Good work is a stay against despair.
The Southern Utah Wilderness Alliance, a smart and scrappy grassroots advocacy group, helped us place Testimony in the hands of every member of Congress. This is the power of collaboration, of one community supporting and helping another.
In mid-September we held a press conference in Washington, D.C., on the Triangle, next to the U.S. Capitol. The historian Tom Watkins spoke, placing this anthology in a political context alongside Wallace Stegner’s This Is Dinosaur, a collection of writings to stop the dam on the Green River in Dinosaur National Monument in the 1950s. Congressmen Maurice Hinchey and Bruce Vento, cosponsors of America’s Red Rock Wilderness Act, were present. They publicly accepted copies of Testimony, acknowledging this chapbook as the equivalent of a literary bill brought to the halls of Congress by American writers. They promised to carry these words to their colleagues. They spoke eloquently about wilderness as a spiritual birthright belonging to all Americans. Senator Russ Feingold was also in attendance, with a vow that he would take Testimony to the floor of the Senate and defeat the Utah Public Lands Management Act of 1995.
Following the press conference, a reporter from The Washington Post approached Steve and me.
“What a waste of time,” he said. “Do you have any idea how much paper gets passed around Congress? You are so naive. This will never see the light of day.”
I was incredulous, ready to have a good, spirited debate. Steve had a calmer presence of mind. He said to the reporter, “Writing is always an act of faith.”
Copies of Testimony were, in fact, passed throughout Congress. I was able to deliver a copy to Mrs. Clinton, who promised to present Testimony to the president.
We placed a copy in the hands of Vice President Gore and key members of the Clinton administration.
In March 1996, the Utah Public Lands Management Act of 1995 finally found its way to the Senate floor. The Senate went into a filibuster. What a filibuster needs is words. Senator Bill Bradley of New Jersey rose to his feet. “With all due respect, Senators Hatch and Bennett, these wildlands belong to all Americans, not just those living in Utah. I would like to read from one of my constituents, John McPhee: ‘Basin, Range, Basin, Range…’ And Senator Bradley read John McPhee’s essay in its entirety. He was followed by other senators reading from Testimony. Throughout the filibuster, essay after essay celebrating sandstone buttes and mesas was read out loud, saturating time and space within the Senate Chamber. The Utah Public Lands Management Act of 1995 died on the Senate floor.

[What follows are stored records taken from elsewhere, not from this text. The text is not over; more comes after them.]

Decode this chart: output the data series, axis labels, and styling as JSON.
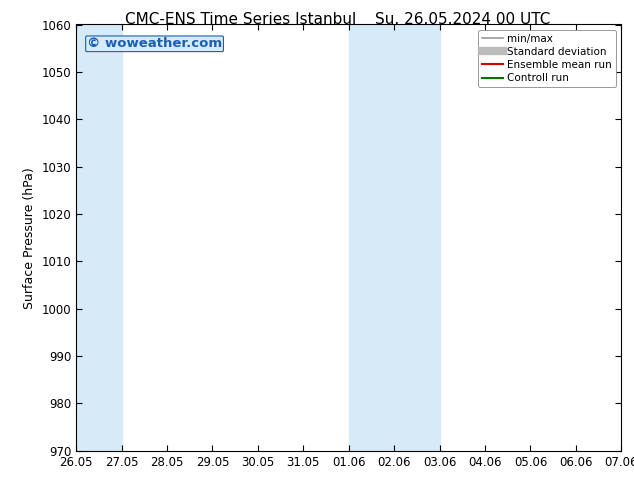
{
  "title_left": "CMC-ENS Time Series Istanbul",
  "title_right": "Su. 26.05.2024 00 UTC",
  "ylabel": "Surface Pressure (hPa)",
  "ylim": [
    970,
    1060
  ],
  "yticks": [
    970,
    980,
    990,
    1000,
    1010,
    1020,
    1030,
    1040,
    1050,
    1060
  ],
  "xlim_start": 0,
  "xlim_end": 12,
  "xtick_labels": [
    "26.05",
    "27.05",
    "28.05",
    "29.05",
    "30.05",
    "31.05",
    "01.06",
    "02.06",
    "03.06",
    "04.06",
    "05.06",
    "06.06",
    "07.06"
  ],
  "shaded_regions": [
    {
      "xstart": 0,
      "xend": 1,
      "color": "#d6eaf8"
    },
    {
      "xstart": 6,
      "xend": 7,
      "color": "#d6eaf8"
    },
    {
      "xstart": 7,
      "xend": 8,
      "color": "#d6eaf8"
    }
  ],
  "watermark_text": "© woweather.com",
  "watermark_color": "#1a5fb4",
  "legend_items": [
    {
      "label": "min/max",
      "color": "#999999",
      "lw": 1.2,
      "ls": "-"
    },
    {
      "label": "Standard deviation",
      "color": "#bbbbbb",
      "lw": 6,
      "ls": "-"
    },
    {
      "label": "Ensemble mean run",
      "color": "#dd0000",
      "lw": 1.5,
      "ls": "-"
    },
    {
      "label": "Controll run",
      "color": "#007700",
      "lw": 1.5,
      "ls": "-"
    }
  ],
  "bg_color": "#ffffff",
  "plot_bg_color": "#ffffff",
  "spine_color": "#000000",
  "title_fontsize": 11,
  "label_fontsize": 9,
  "tick_fontsize": 8.5,
  "watermark_fontsize": 9.5
}
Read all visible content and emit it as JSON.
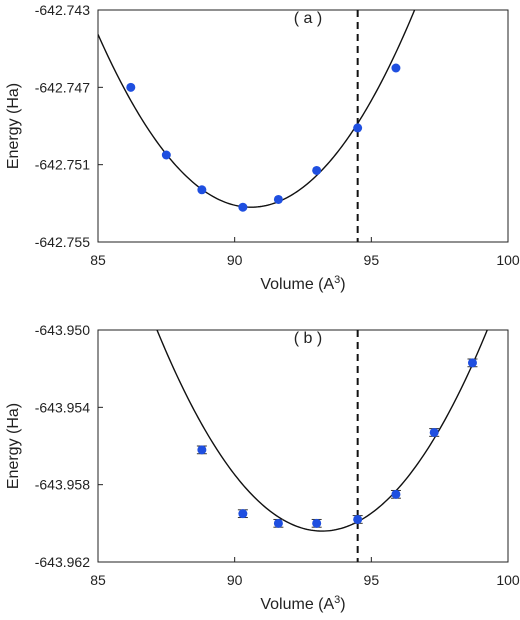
{
  "chart_data": [
    {
      "type": "scatter",
      "panel_label": "( a )",
      "xlabel": "Volume (A",
      "xlabel_sup": "3",
      "xlabel_suffix": ")",
      "ylabel": "Energy (Ha)",
      "xlim": [
        85,
        100
      ],
      "ylim": [
        -642.755,
        -642.743
      ],
      "xticks": [
        "85",
        "90",
        "95",
        "100"
      ],
      "yticks": [
        "-642.743",
        "-642.747",
        "-642.751",
        "-642.755"
      ],
      "ytick_values": [
        -642.743,
        -642.747,
        -642.751,
        -642.755
      ],
      "vline_x": 94.5,
      "point_color": "#1f4fe0",
      "points": [
        {
          "x": 86.2,
          "y": -642.747
        },
        {
          "x": 87.5,
          "y": -642.7505
        },
        {
          "x": 88.8,
          "y": -642.7523
        },
        {
          "x": 90.3,
          "y": -642.7532
        },
        {
          "x": 91.6,
          "y": -642.7528
        },
        {
          "x": 93.0,
          "y": -642.7513
        },
        {
          "x": 94.5,
          "y": -642.7491
        },
        {
          "x": 95.9,
          "y": -642.746
        }
      ],
      "fit": {
        "vertex_x": 90.6,
        "vertex_y": -642.7532,
        "curvature": 0.000285
      }
    },
    {
      "type": "scatter",
      "panel_label": "( b )",
      "xlabel": "Volume (A",
      "xlabel_sup": "3",
      "xlabel_suffix": ")",
      "ylabel": "Energy (Ha)",
      "xlim": [
        85,
        100
      ],
      "ylim": [
        -643.962,
        -643.95
      ],
      "xticks": [
        "85",
        "90",
        "95",
        "100"
      ],
      "yticks": [
        "-643.950",
        "-643.954",
        "-643.958",
        "-643.962"
      ],
      "ytick_values": [
        -643.95,
        -643.954,
        -643.958,
        -643.962
      ],
      "vline_x": 94.5,
      "point_color": "#1f4fe0",
      "points": [
        {
          "x": 88.8,
          "y": -643.9562,
          "err": 0.0002
        },
        {
          "x": 90.3,
          "y": -643.9595,
          "err": 0.0002
        },
        {
          "x": 91.6,
          "y": -643.96,
          "err": 0.0002
        },
        {
          "x": 93.0,
          "y": -643.96,
          "err": 0.0002
        },
        {
          "x": 94.5,
          "y": -643.9598,
          "err": 0.0002
        },
        {
          "x": 95.9,
          "y": -643.9585,
          "err": 0.0002
        },
        {
          "x": 97.3,
          "y": -643.9553,
          "err": 0.0002
        },
        {
          "x": 98.7,
          "y": -643.9517,
          "err": 0.0002
        }
      ],
      "fit": {
        "vertex_x": 93.2,
        "vertex_y": -643.9604,
        "curvature": 0.000285
      }
    }
  ]
}
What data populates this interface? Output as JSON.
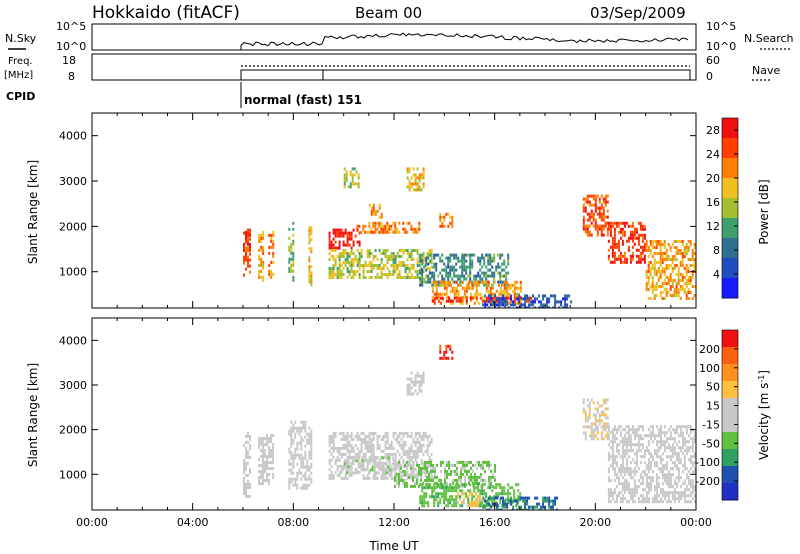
{
  "header": {
    "site": "Hokkaido (fitACF)",
    "beam": "Beam 00",
    "date": "03/Sep/2009"
  },
  "aux": {
    "nsky_label": "N.Sky",
    "nsearch_label": "N.Search",
    "nsky_ticks": [
      "10^5",
      "10^0"
    ],
    "nsearch_ticks": [
      "10^5",
      "10^0"
    ],
    "freq_label_1": "Freq.",
    "freq_label_2": "[MHz]",
    "freq_ticks": [
      "18",
      "8"
    ],
    "nave_label": "Nave",
    "nave_ticks": [
      "60",
      "0"
    ],
    "cpid_label": "CPID",
    "cpid_text": "normal (fast) 151"
  },
  "colors": {
    "power_scale": [
      "#1a1aff",
      "#1f4fbf",
      "#2f6f8f",
      "#3f9f6f",
      "#a0c030",
      "#f0c020",
      "#ff8000",
      "#ff4000",
      "#f01010"
    ],
    "velocity_scale": [
      "#f01010",
      "#ff6010",
      "#ff9020",
      "#ffc040",
      "#c8c8c8",
      "#c8c8c8",
      "#60c040",
      "#30a060",
      "#2050b0",
      "#2030c0"
    ],
    "ground_scatter": "#c8c8c8"
  },
  "chart_data": [
    {
      "type": "heatmap",
      "title": "",
      "xlabel": "",
      "ylabel": "Slant Range [km]",
      "xlim": [
        0,
        24
      ],
      "ylim": [
        200,
        4500
      ],
      "yticks": [
        1000,
        2000,
        3000,
        4000
      ],
      "colorbar": {
        "label": "Power [dB]",
        "ticks": [
          4,
          8,
          12,
          16,
          20,
          24,
          28
        ],
        "range": [
          0,
          30
        ]
      },
      "echo_regions": [
        {
          "t0": 6.0,
          "t1": 6.3,
          "r0": 900,
          "r1": 1950,
          "value": 24
        },
        {
          "t0": 6.0,
          "t1": 6.3,
          "r0": 1500,
          "r1": 1900,
          "value": 28
        },
        {
          "t0": 6.6,
          "t1": 6.8,
          "r0": 800,
          "r1": 1900,
          "value": 20
        },
        {
          "t0": 7.0,
          "t1": 7.2,
          "r0": 900,
          "r1": 1900,
          "value": 22
        },
        {
          "t0": 7.8,
          "t1": 8.0,
          "r0": 800,
          "r1": 2100,
          "value": 14
        },
        {
          "t0": 8.6,
          "t1": 8.7,
          "r0": 700,
          "r1": 2200,
          "value": 18
        },
        {
          "t0": 9.4,
          "t1": 10.6,
          "r0": 1500,
          "r1": 1950,
          "value": 28
        },
        {
          "t0": 9.4,
          "t1": 13.5,
          "r0": 900,
          "r1": 1500,
          "value": 16
        },
        {
          "t0": 10.5,
          "t1": 13.0,
          "r0": 1900,
          "r1": 2100,
          "value": 22
        },
        {
          "t0": 13.0,
          "t1": 16.5,
          "r0": 700,
          "r1": 1400,
          "value": 10
        },
        {
          "t0": 13.5,
          "t1": 17.0,
          "r0": 300,
          "r1": 800,
          "value": 20
        },
        {
          "t0": 13.5,
          "t1": 17.5,
          "r0": 350,
          "r1": 450,
          "value": 28
        },
        {
          "t0": 15.5,
          "t1": 19.0,
          "r0": 200,
          "r1": 500,
          "value": 6
        },
        {
          "t0": 19.5,
          "t1": 20.5,
          "r0": 1800,
          "r1": 2700,
          "value": 24
        },
        {
          "t0": 20.5,
          "t1": 22.0,
          "r0": 1200,
          "r1": 2100,
          "value": 26
        },
        {
          "t0": 22.0,
          "t1": 24.0,
          "r0": 400,
          "r1": 1700,
          "value": 20
        },
        {
          "t0": 12.5,
          "t1": 13.2,
          "r0": 2800,
          "r1": 3300,
          "value": 18
        },
        {
          "t0": 10.0,
          "t1": 10.6,
          "r0": 2900,
          "r1": 3300,
          "value": 16
        },
        {
          "t0": 13.8,
          "t1": 14.3,
          "r0": 2000,
          "r1": 2300,
          "value": 22
        },
        {
          "t0": 11.0,
          "t1": 11.5,
          "r0": 2200,
          "r1": 2500,
          "value": 20
        }
      ]
    },
    {
      "type": "heatmap",
      "title": "",
      "xlabel": "Time UT",
      "ylabel": "Slant Range [km]",
      "xlim": [
        0,
        24
      ],
      "ylim": [
        200,
        4500
      ],
      "xticks": [
        "00:00",
        "04:00",
        "08:00",
        "12:00",
        "16:00",
        "20:00",
        "00:00"
      ],
      "yticks": [
        1000,
        2000,
        3000,
        4000
      ],
      "colorbar": {
        "label": "Velocity [m s^-1]",
        "ticks": [
          200,
          100,
          50,
          15,
          -15,
          -50,
          -100,
          -200
        ],
        "range": [
          -250,
          250
        ]
      },
      "echo_regions": [
        {
          "t0": 6.0,
          "t1": 6.3,
          "r0": 500,
          "r1": 1950,
          "value": 0
        },
        {
          "t0": 6.6,
          "t1": 7.2,
          "r0": 800,
          "r1": 1900,
          "value": 0
        },
        {
          "t0": 7.8,
          "t1": 8.7,
          "r0": 700,
          "r1": 2200,
          "value": 0
        },
        {
          "t0": 9.4,
          "t1": 13.5,
          "r0": 900,
          "r1": 1950,
          "value": 0
        },
        {
          "t0": 10.0,
          "t1": 12.0,
          "r0": 1000,
          "r1": 1400,
          "value": -30
        },
        {
          "t0": 12.0,
          "t1": 16.0,
          "r0": 700,
          "r1": 1300,
          "value": -60
        },
        {
          "t0": 13.0,
          "t1": 17.0,
          "r0": 300,
          "r1": 800,
          "value": -80
        },
        {
          "t0": 15.5,
          "t1": 18.5,
          "r0": 200,
          "r1": 500,
          "value": -150
        },
        {
          "t0": 14.5,
          "t1": 15.5,
          "r0": 300,
          "r1": 600,
          "value": 60
        },
        {
          "t0": 19.5,
          "t1": 20.5,
          "r0": 1800,
          "r1": 2700,
          "value": 40
        },
        {
          "t0": 20.5,
          "t1": 24.0,
          "r0": 400,
          "r1": 2100,
          "value": 0
        },
        {
          "t0": 12.5,
          "t1": 13.2,
          "r0": 2800,
          "r1": 3300,
          "value": 0
        },
        {
          "t0": 13.8,
          "t1": 14.3,
          "r0": 3600,
          "r1": 3900,
          "value": 200
        }
      ]
    }
  ]
}
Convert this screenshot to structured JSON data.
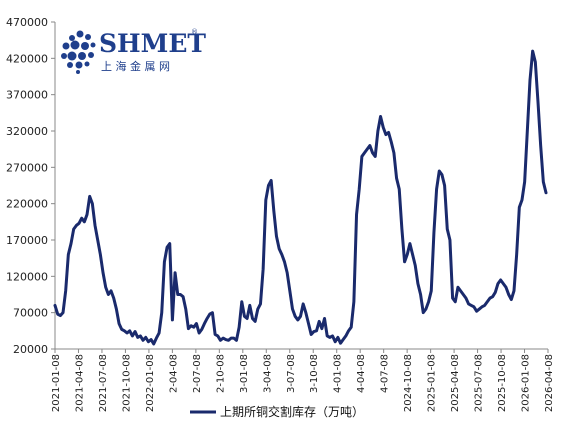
{
  "logo": {
    "name": "SHMET",
    "registered": "®",
    "subtitle": "上 海 金 属 网",
    "icon": "shmet-globe-logo"
  },
  "chart_data": {
    "type": "line",
    "title": "",
    "xlabel": "",
    "ylabel": "",
    "ylim": [
      20000,
      470000
    ],
    "yticks": [
      20000,
      70000,
      120000,
      170000,
      220000,
      270000,
      320000,
      370000,
      420000,
      470000
    ],
    "xticks": [
      "2021-01-08",
      "2021-04-08",
      "2021-07-08",
      "2021-10-08",
      "2022-01-08",
      "2-04-08",
      "2-07-08",
      "2-10-08",
      "3-01-08",
      "3-04-08",
      "3-07-08",
      "3-10-08",
      "4-01-08",
      "4-04-08",
      "4-07-08",
      "2024-10-08",
      "2025-01-08",
      "2025-04-08",
      "2025-07-08",
      "2025-10-08",
      "2026-01-08",
      "2026-04-08"
    ],
    "grid": false,
    "legend": "bottom-center",
    "colors": {
      "line": "#1a2a6c"
    },
    "series": [
      {
        "name": "上期所铜交割库存（万吨）",
        "x_start": "2021-01-08",
        "x_end": "2026-04-10",
        "frequency": "weekly",
        "values": [
          80000,
          68000,
          66000,
          70000,
          100000,
          150000,
          165000,
          185000,
          190000,
          193000,
          200000,
          195000,
          205000,
          230000,
          220000,
          190000,
          170000,
          150000,
          125000,
          105000,
          95000,
          100000,
          90000,
          75000,
          55000,
          47000,
          45000,
          42000,
          45000,
          38000,
          44000,
          36000,
          38000,
          32000,
          36000,
          30000,
          33000,
          27000,
          35000,
          42000,
          70000,
          140000,
          160000,
          165000,
          60000,
          125000,
          95000,
          95000,
          92000,
          75000,
          48000,
          52000,
          50000,
          55000,
          42000,
          47000,
          55000,
          62000,
          68000,
          70000,
          40000,
          38000,
          32000,
          35000,
          33000,
          32000,
          35000,
          35000,
          32000,
          50000,
          85000,
          65000,
          62000,
          80000,
          62000,
          58000,
          75000,
          82000,
          130000,
          225000,
          245000,
          252000,
          210000,
          175000,
          158000,
          150000,
          140000,
          125000,
          100000,
          75000,
          65000,
          60000,
          65000,
          82000,
          70000,
          55000,
          40000,
          44000,
          45000,
          58000,
          48000,
          62000,
          38000,
          36000,
          38000,
          30000,
          36000,
          28000,
          33000,
          38000,
          45000,
          50000,
          85000,
          205000,
          240000,
          285000,
          290000,
          295000,
          300000,
          290000,
          285000,
          320000,
          340000,
          325000,
          315000,
          318000,
          305000,
          290000,
          255000,
          240000,
          185000,
          140000,
          150000,
          165000,
          150000,
          135000,
          110000,
          95000,
          70000,
          75000,
          85000,
          100000,
          180000,
          240000,
          265000,
          260000,
          245000,
          185000,
          170000,
          90000,
          85000,
          105000,
          100000,
          95000,
          90000,
          82000,
          80000,
          78000,
          72000,
          75000,
          78000,
          80000,
          85000,
          90000,
          92000,
          98000,
          110000,
          115000,
          110000,
          105000,
          95000,
          88000,
          100000,
          150000,
          215000,
          225000,
          250000,
          320000,
          390000,
          430000,
          415000,
          360000,
          300000,
          250000,
          235000
        ]
      }
    ]
  }
}
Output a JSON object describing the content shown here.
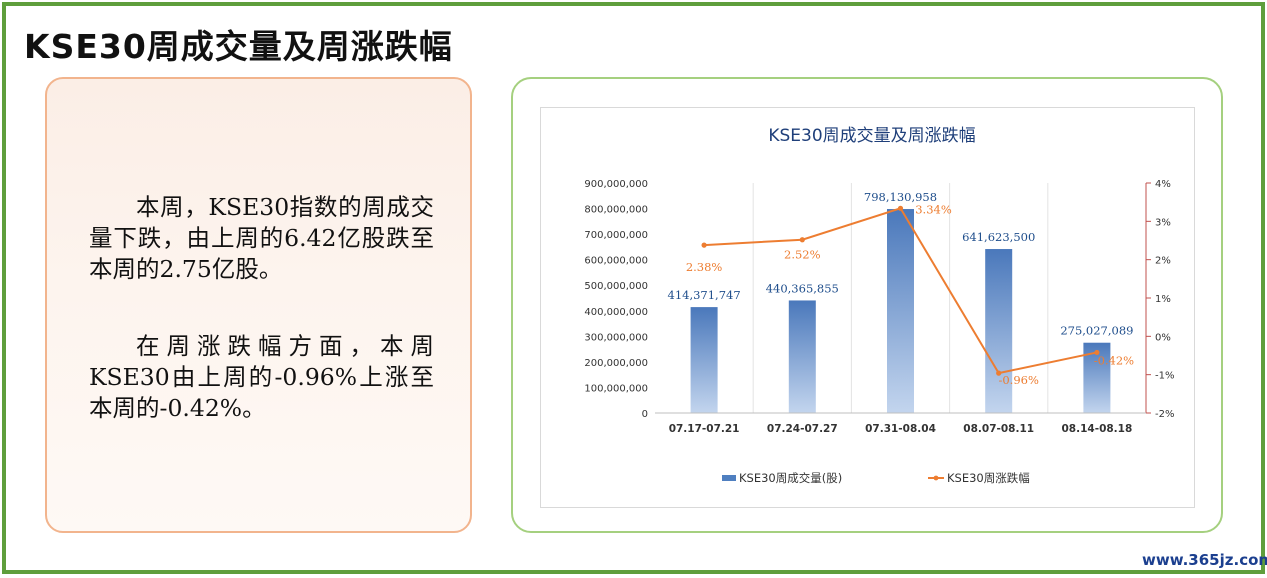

Testimony is now part of the Congressional Record.
Six months later, on September 18, 1996, President William Jefferson Clinton designated the new Grand Staircase-Escalante National Monument, protecting nearly two million acres of wilderness in Utah. The environmental community held strong, and the political climate was right in the midst of a presidential election. Afterward, President Clinton held up a copy of Testimony and said, “This little book made a difference.”
One never knows the tangible effects of literature, but on that particular day, looking north into the vast wildlands of the Colorado Plateau, one could believe in the collective power of a chorus of voices.
Driving back from the ceremony, I felt like a sister to Thelma and Louise, seated in their light blue convertible with the arch of sky above me. Not quite an outlaw and not yet choosing to drive off a cliff, I was still free to move in big, open country that for now remained wild. Democracy demands we speak and act outrageously. We can change the world if our view is long and focused with friends drawn lovingly around the place we call home.
More than a decade later America’s Red Rock Wilderness Act continues to be a bill before Congress, now advocating for 9.2 million acres of protected wilderness in Utah. Our voices are still singing on the margins.